Giving Iran a Seat on U.N. Rights Council Would Legitimize Its Brutality and Encourage Other Violators, Iranian Says
March 10, 2010 - 5:46 AMAn Iranian whose fiancée was killed during post-election protests last year made an impassioned appeal Tuesday for Iran to be denied a seat on the U.N. Human Rights Council in elections this spring.
Addressing a gathering of dissidents and human rights advocates in Geneva, Caspian Makan, a photojournalist who fled Iran late last year after being detained for more than 60 days, said Iranian membership in the U.N.’s top human rights body would be a “slap in the face” of other members.
It would encourage other countries that have a tendency to flout human rights and undermine the credibility of the U.N. and the council, he said, according to a translation provided by event organizers.
“I feel furthermore that if the Iranian regime became a member, that would legitimize the inhuman and cruel acts the regime has perpetuated against its population,” Makan added. “Giving it legitimacy would encourage them to go further still.”
The U.N. has confirmed that Iran has submitted in writing its candidacy to become a member of the HRC.
On May 13, the General Assembly will vote by secret ballot to fill 14 of the Geneva-based council’s 47 seats. Iran and four other countries – Thailand, Qatar, Malaysia and the Maldives – will compete to fill four available seats set aside for the Asian regional group.
Makan was speaking Tuesday at the Geneva Summit for Human Rights, Tolerance and Democracy, a two-day event that brought together some 500 people from more than 60 countries, to discuss issues organizers say are mostly neglected by the HRC.
He told the gathering about Neda Agha-Soltan, the 26-year old “deep thinker” and “artist at heart” with whom he had fallen in love after meeting her on a trip.
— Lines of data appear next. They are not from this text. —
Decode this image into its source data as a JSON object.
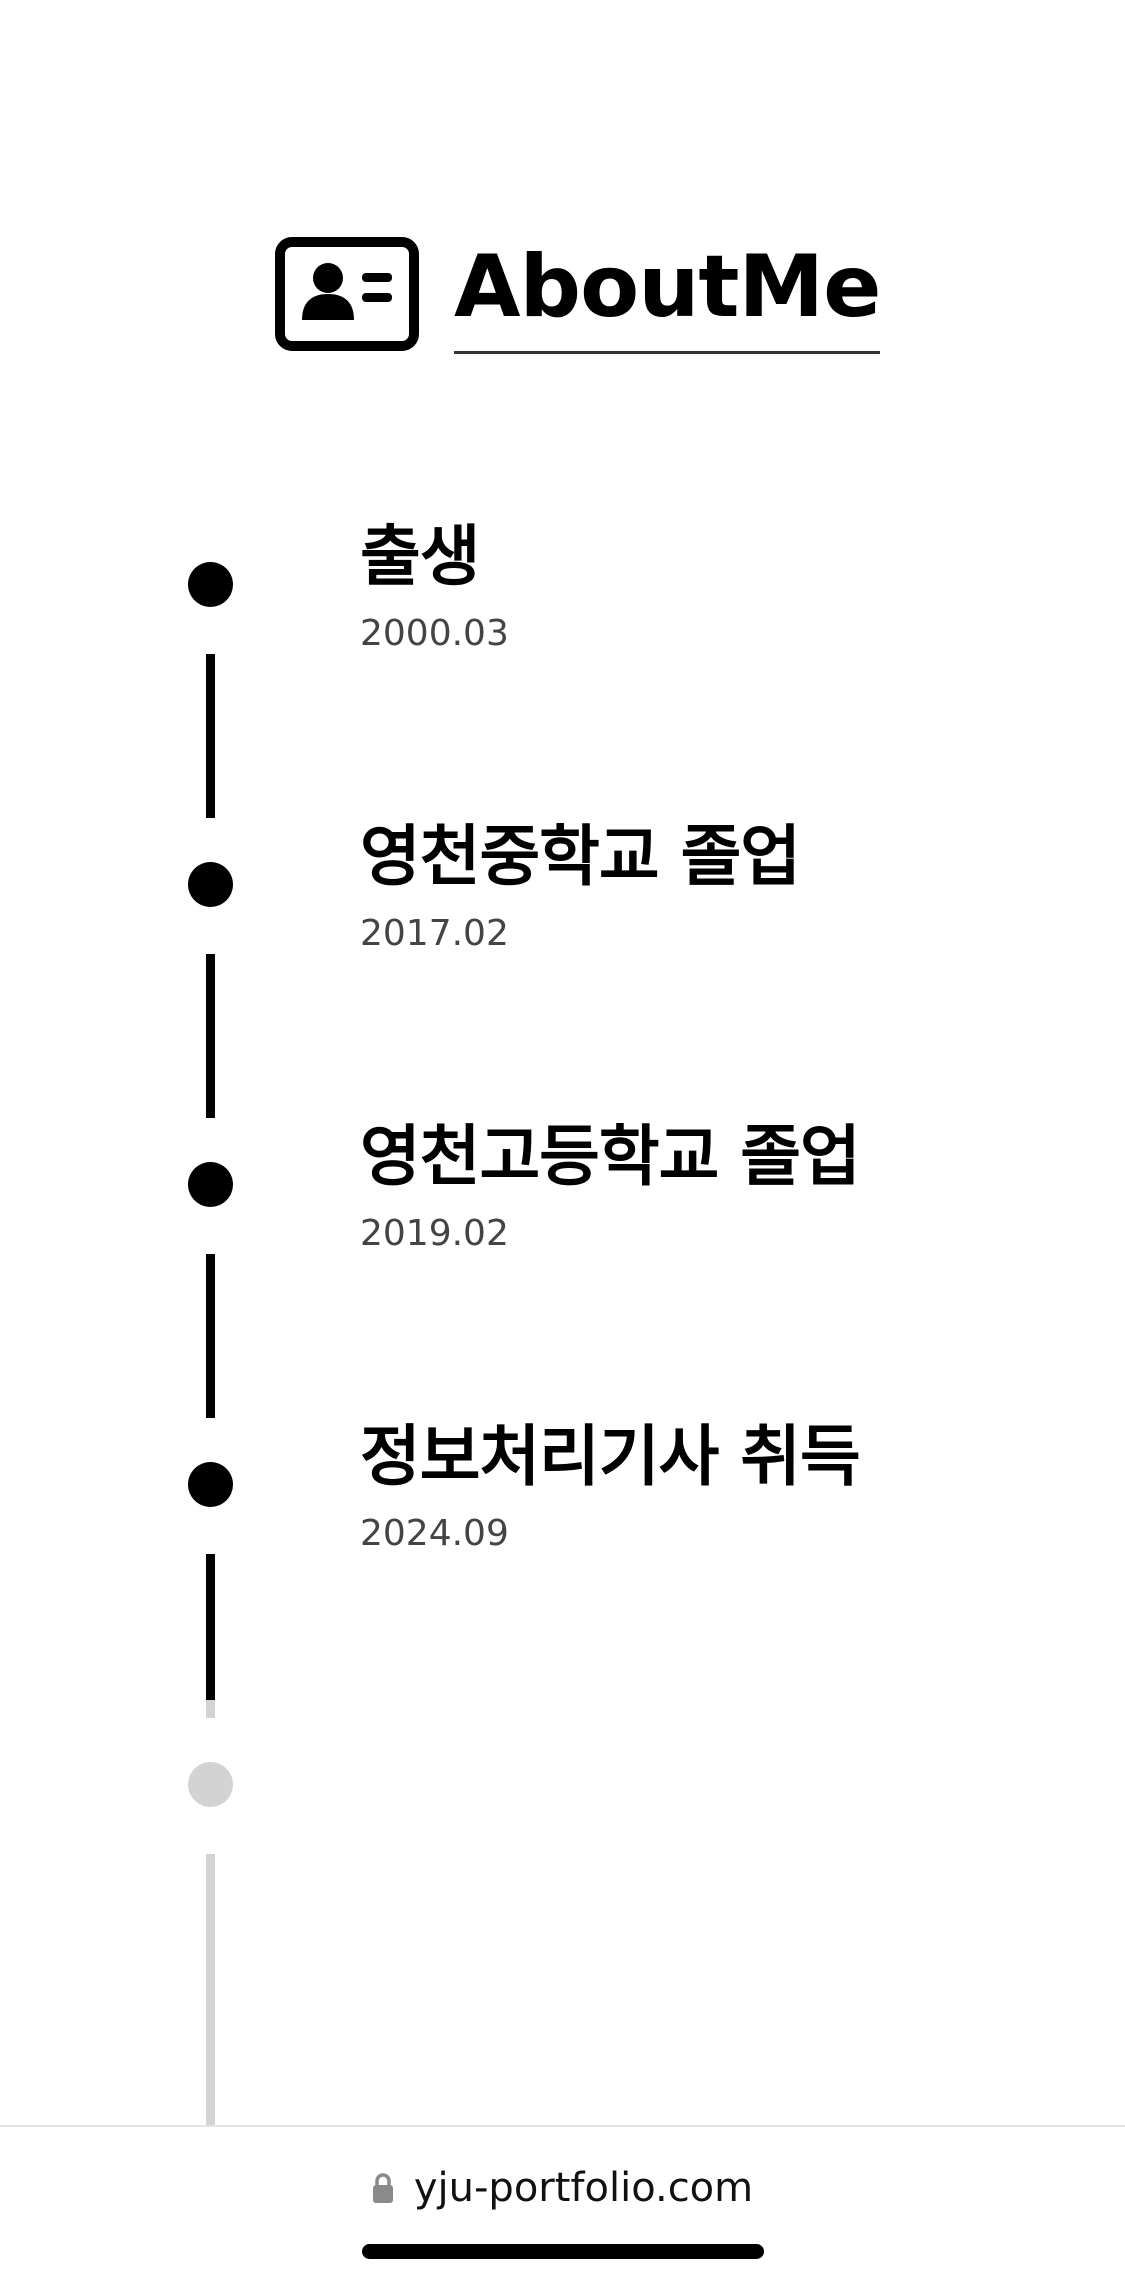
{
  "header": {
    "icon": "id-card-icon",
    "title": "AboutMe"
  },
  "timeline": {
    "items": [
      {
        "title": "출생",
        "date": "2000.03"
      },
      {
        "title": "영천중학교 졸업",
        "date": "2017.02"
      },
      {
        "title": "영천고등학교 졸업",
        "date": "2019.02"
      },
      {
        "title": "정보처리기사 취득",
        "date": "2024.09"
      }
    ],
    "active_color": "#000000",
    "inactive_color": "#d3d3d3"
  },
  "address_bar": {
    "icon": "lock-icon",
    "url": "yju-portfolio.com"
  }
}
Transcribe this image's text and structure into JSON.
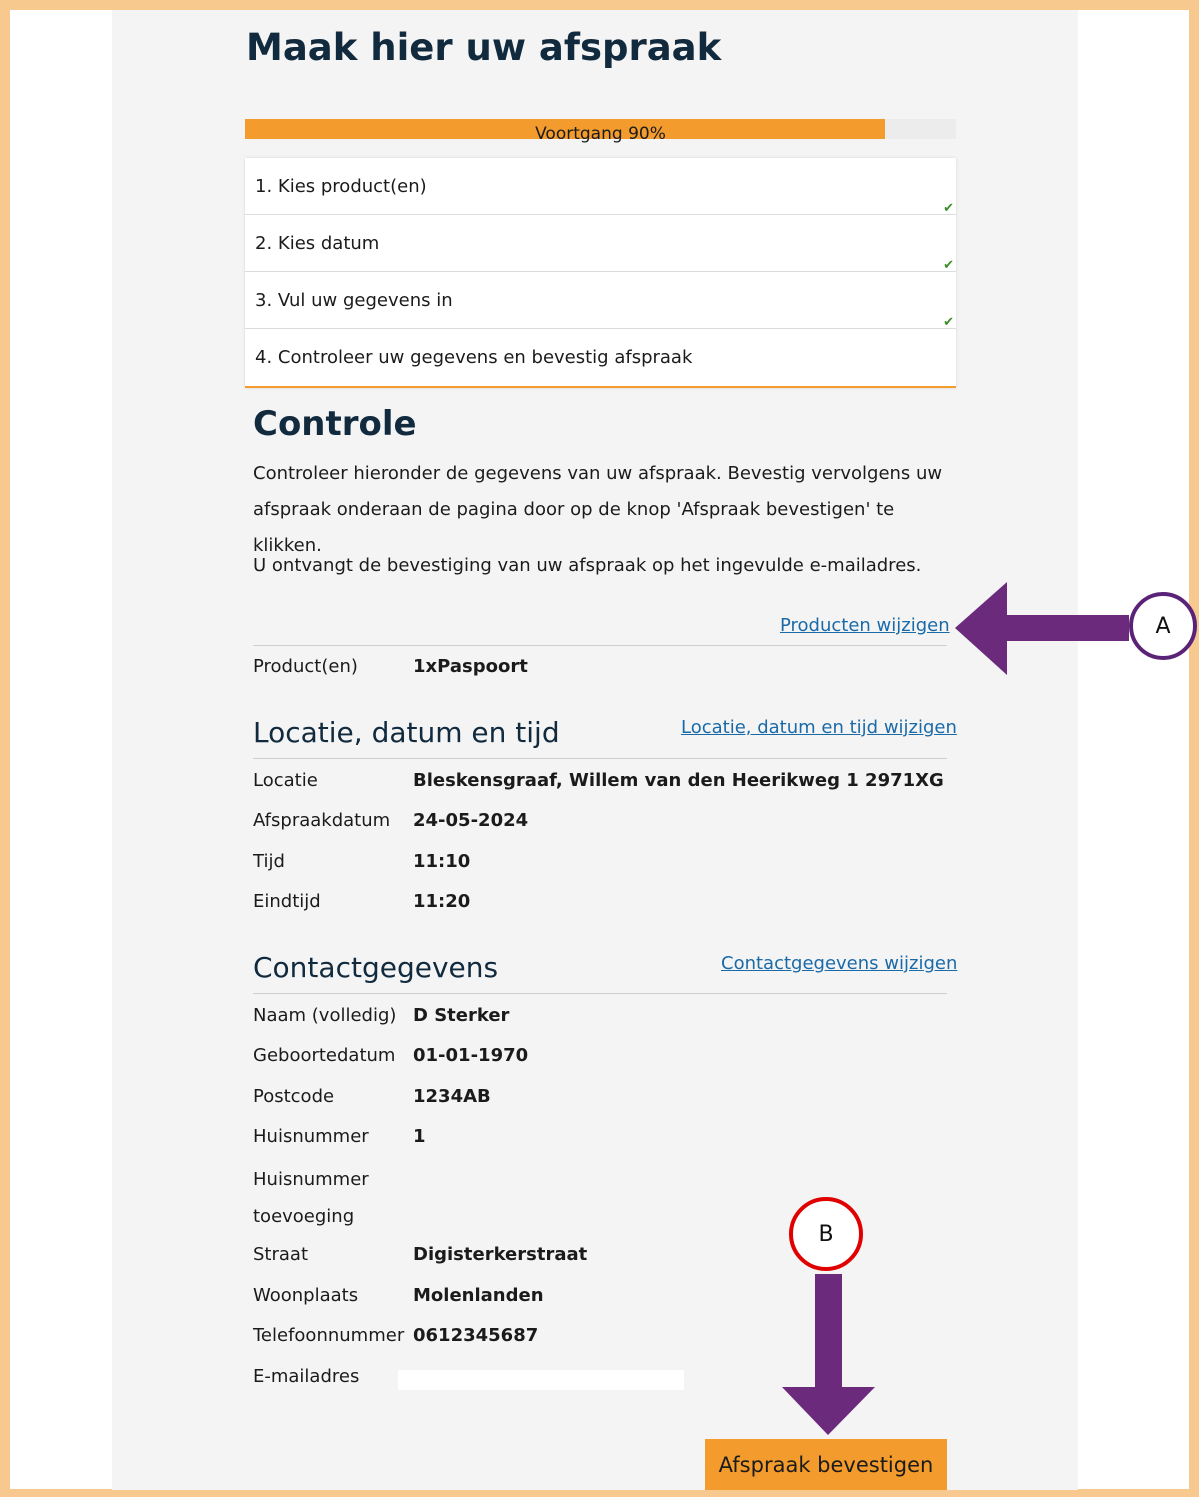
{
  "page": {
    "title": "Maak hier uw afspraak"
  },
  "progress": {
    "label": "Voortgang 90%",
    "value": 0.9,
    "fill_color": "#f39b2c"
  },
  "steps": [
    {
      "label": "1. Kies product(en)",
      "done": true
    },
    {
      "label": "2. Kies datum",
      "done": true
    },
    {
      "label": "3. Vul uw gegevens in",
      "done": true
    },
    {
      "label": "4. Controleer uw gegevens en bevestig afspraak",
      "done": false
    }
  ],
  "check_icon": "✔",
  "controle": {
    "heading": "Controle",
    "intro": "Controleer hieronder de gegevens van uw afspraak. Bevestig vervolgens uw afspraak onderaan de pagina door op de knop 'Afspraak bevestigen' te klikken.",
    "notice": "U ontvangt de bevestiging van uw afspraak op het ingevulde e-mailadres."
  },
  "products": {
    "edit_link": "Producten wijzigen",
    "label": "Product(en)",
    "value": "1xPaspoort"
  },
  "location": {
    "heading": "Locatie, datum en tijd",
    "edit_link": "Locatie, datum en tijd wijzigen",
    "rows": [
      {
        "label": "Locatie",
        "value": "Bleskensgraaf, Willem van den Heerikweg 1 2971XG"
      },
      {
        "label": "Afspraakdatum",
        "value": "24-05-2024"
      },
      {
        "label": "Tijd",
        "value": "11:10"
      },
      {
        "label": "Eindtijd",
        "value": "11:20"
      }
    ]
  },
  "contact": {
    "heading": "Contactgegevens",
    "edit_link": "Contactgegevens wijzigen",
    "rows": [
      {
        "label": "Naam (volledig)",
        "value": "D Sterker"
      },
      {
        "label": "Geboortedatum",
        "value": "01-01-1970"
      },
      {
        "label": "Postcode",
        "value": "1234AB"
      },
      {
        "label": "Huisnummer",
        "value": "1"
      }
    ],
    "addition_label_line1": "Huisnummer",
    "addition_label_line2": "toevoeging",
    "rows2": [
      {
        "label": "Straat",
        "value": "Digisterkerstraat"
      },
      {
        "label": "Woonplaats",
        "value": "Molenlanden"
      },
      {
        "label": "Telefoonnummer",
        "value": "0612345687"
      }
    ],
    "email_label": "E-mailadres"
  },
  "confirm_button": "Afspraak bevestigen",
  "annotations": {
    "marker_a": "A",
    "marker_b": "B",
    "arrow_color": "#6b2a7c"
  }
}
Makan, 38, said they had tended in the past not to vote in elections because they were seen as a charade, and taking part would be seen as “participating in the regime to some extent.”
But the 2009 election had seemed to offer in the shape of opposition candidate Mir Hossein Mousavi a “lesser evil” for young Iranians who “above all else wanted to get rid of Mr. [Mahmoud] Ahmadinejad.”
Once it became clear that the election was rigged in favor of the incumbent, he said, Agha-Soltan had joined the protests.
Makan said that while trying to do his job he was an eyewitness to the violent clampdown by “the mercenaries of the regime” and “saw firsthand that the army of the revolution was shooting and killing the demonstrators from a helicopter.”
Four days before she died, he had urged Agha-Soltan to keep away from the demonstrations. “She said, ‘You know Caspian, I love you, I love being with you, but what is most important to me is the freedom of our people.”
On June 20, Agha-Soltan was shot in the chest on a Tehran street, apparently by a Basij militia sniper. Amateur video footage capturing the moments after the shooting was posted online and seen around the world.
“We have seen many people who have been wounded and killed, but this struck the world particularly hard,” Makan said of his fiancee’s death.
“We were able to see in the footage how good and kind she was and admire her attitude when faced with death, to admire her courage as a symbol of liberty, as she died hoping for a better life for the millions of Iranians who remained behind.”
Human rights researchers say at least 40 Iranians died during June and that the number more than doubled in the months that followed. The official figure stands at 44.
Last month, Mahmoud Abbaszadeh Meshkini, director-general of Iran’s Interior Ministry – whose functions including policing and overseeing elections – told the HRC that the June 2009 presidential election had been “an exemplary exhibition of democracy and freedom.”